El Liverpool exige un desgaste físico y mental muy superiores a los de la media; ya que castiga como pocos el error ajeno. Y, en base a ello, Mohamed Salah no guardan parecido con el de hace dos años. El extremo egipcio, con Firmino y Mané a su misma altura dentro del sistema 4-3-3, ha visto cómo, pudiéndose acercar –en sintonía con sus otros dos compañeros- unos metros más cerca del pico del área, ha ganado un tiempo y un espacio que ahora, con más energía en sus piernas que cuando estaba en Roma, le ha permitido mejorar en otros aspectos como el regate y la finalización en los últimos metros.
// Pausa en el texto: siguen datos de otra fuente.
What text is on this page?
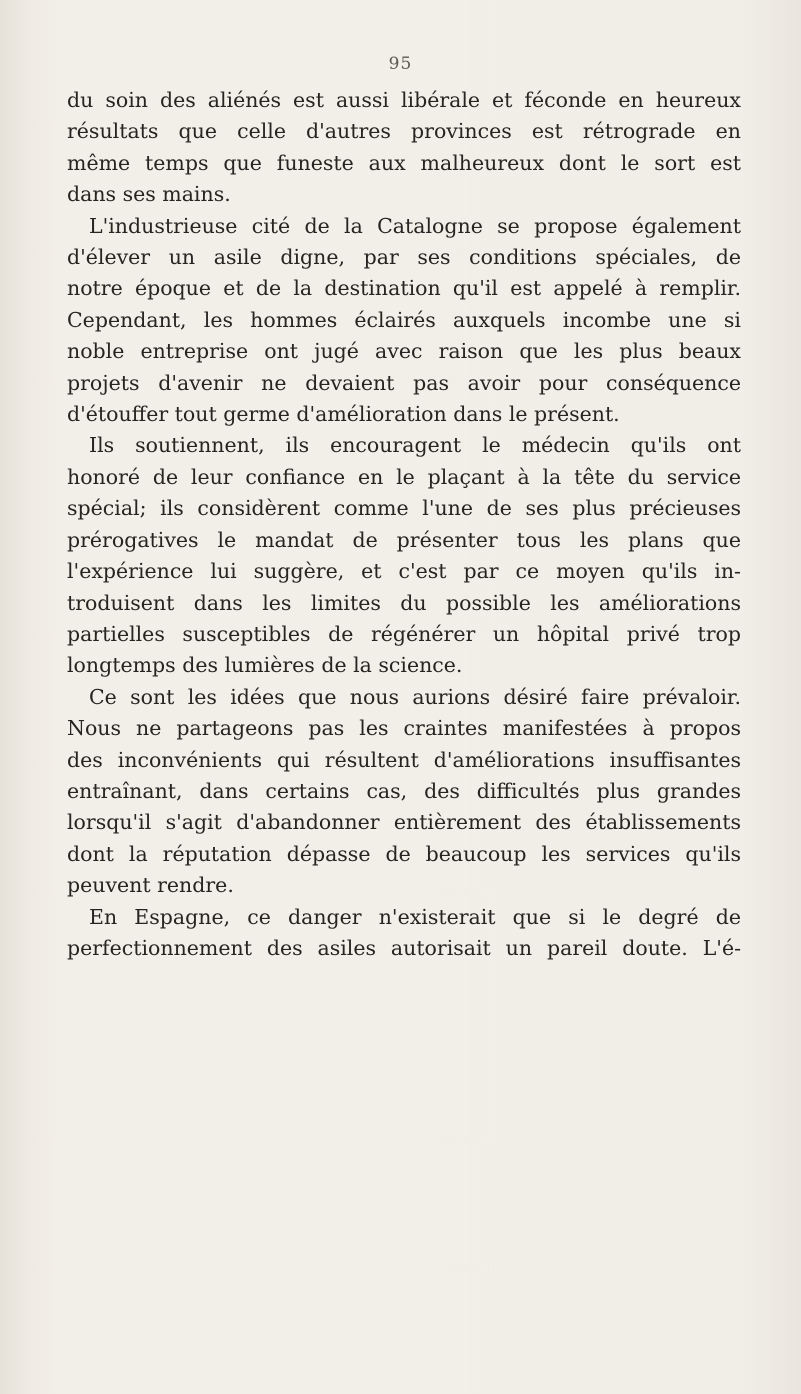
95
du soin des aliénés est aussi libérale et féconde en heureux
résultats que celle d'autres provinces est rétrograde en
même temps que funeste aux malheureux dont le sort est
dans ses mains.
L'industrieuse cité de la Catalogne se propose également
d'élever un asile digne, par ses conditions spéciales, de
notre époque et de la destination qu'il est appelé à remplir.
Cependant, les hommes éclairés auxquels incombe une si
noble entreprise ont jugé avec raison que les plus beaux
projets d'avenir ne devaient pas avoir pour conséquence
d'étouffer tout germe d'amélioration dans le présent.
Ils soutiennent, ils encouragent le médecin qu'ils ont
honoré de leur confiance en le plaçant à la tête du service
spécial; ils considèrent comme l'une de ses plus précieuses
prérogatives le mandat de présenter tous les plans que
l'expérience lui suggère, et c'est par ce moyen qu'ils in-
troduisent dans les limites du possible les améliorations
partielles susceptibles de régénérer un hôpital privé trop
longtemps des lumières de la science.
Ce sont les idées que nous aurions désiré faire prévaloir.
Nous ne partageons pas les craintes manifestées à propos
des inconvénients qui résultent d'améliorations insuffisantes
entraînant, dans certains cas, des difficultés plus grandes
lorsqu'il s'agit d'abandonner entièrement des établissements
dont la réputation dépasse de beaucoup les services qu'ils
peuvent rendre.
En Espagne, ce danger n'existerait que si le degré de
perfectionnement des asiles autorisait un pareil doute. L'é-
Porque, en resumen, este Liverpool no solo corre muy bien hacia el ataque, sino que Firmino, moviéndose lejos del área rival, es lo más parecido a un centrocampista que juega como delantero; Mané, que arranca desde fuera, le ha cogido gusto a eso de cruzarse hacia dentro; y Salah, a diferencia de su paso por la capital italiana, no solo galopa, también controla, respira, levanta la cabeza y después, en función de donde reciba, decide si echa a correr, pasar o entrar al área regateando. Esa, sintetizando, es la verdadera amenaza de este Liverpool: todo el mundo conoce a Salah, Firmino y Mané pero nadie, salvo ellos mismos, sabe dónde localizarlos. Y, sin ello, no hay una fórmula que pruebe cómo detenerlos.


AlanAlberdi 18 mayo, 2018
Esta vez sí que parece imprescindible Casemiro para frenar contraataques. ¿O ven alguna chance de que no sea 4-3-Isco-2?